A recently-released study used the Verona Road project to show how some neighborhood concerns are often ignored in plans for major road projects.
Researchers visited the Allied-Dunn’s Marsh neighborhood between 2010-2013 which was during the planning process for the project. They found that while designers adjusted plans to address concerns about access to businesses, removal of a park and added bike crossings and a pedestrian bridge, concerns about issues like noise and air pollution were not addressed.
The author of the study, Carolyn McAndrews, said when neighbors' concerns conflicted with transportation goals for the project, the neighbors’ concerns were dismissed.
According to McAndrews, the hazards surrounding Verona Road are common nationwide, but neighborhood concerns about the effects of high-traffic roads rarely change the direction of the planning process, especially when lower-income neighborhoods are involved.

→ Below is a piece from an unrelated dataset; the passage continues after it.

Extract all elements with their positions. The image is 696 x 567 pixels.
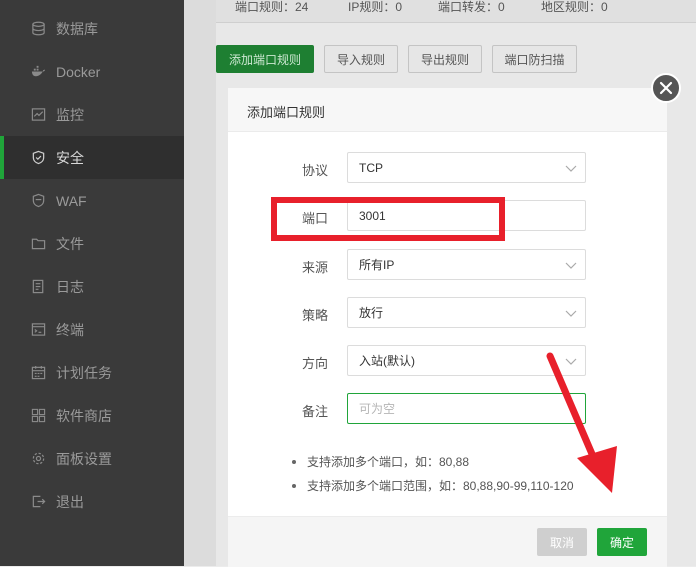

McAndrews said designers should take the public health impacts of roads into consideration before construction to minimize hazards earlier rather than later when they're more difficult to change.
The researchers chose to the Verona Road project because the road cuts through the middle of a neighborhood and is similar to suburban arterials across the country.
Verona Road carries 50,000-60,000 vehicles a day. Households in the poorest areas of the research study area earn less than $15,000 a year and 90 percent of residents are minorities, according to the study.
The study was published in the Journal of Planning Education and Research.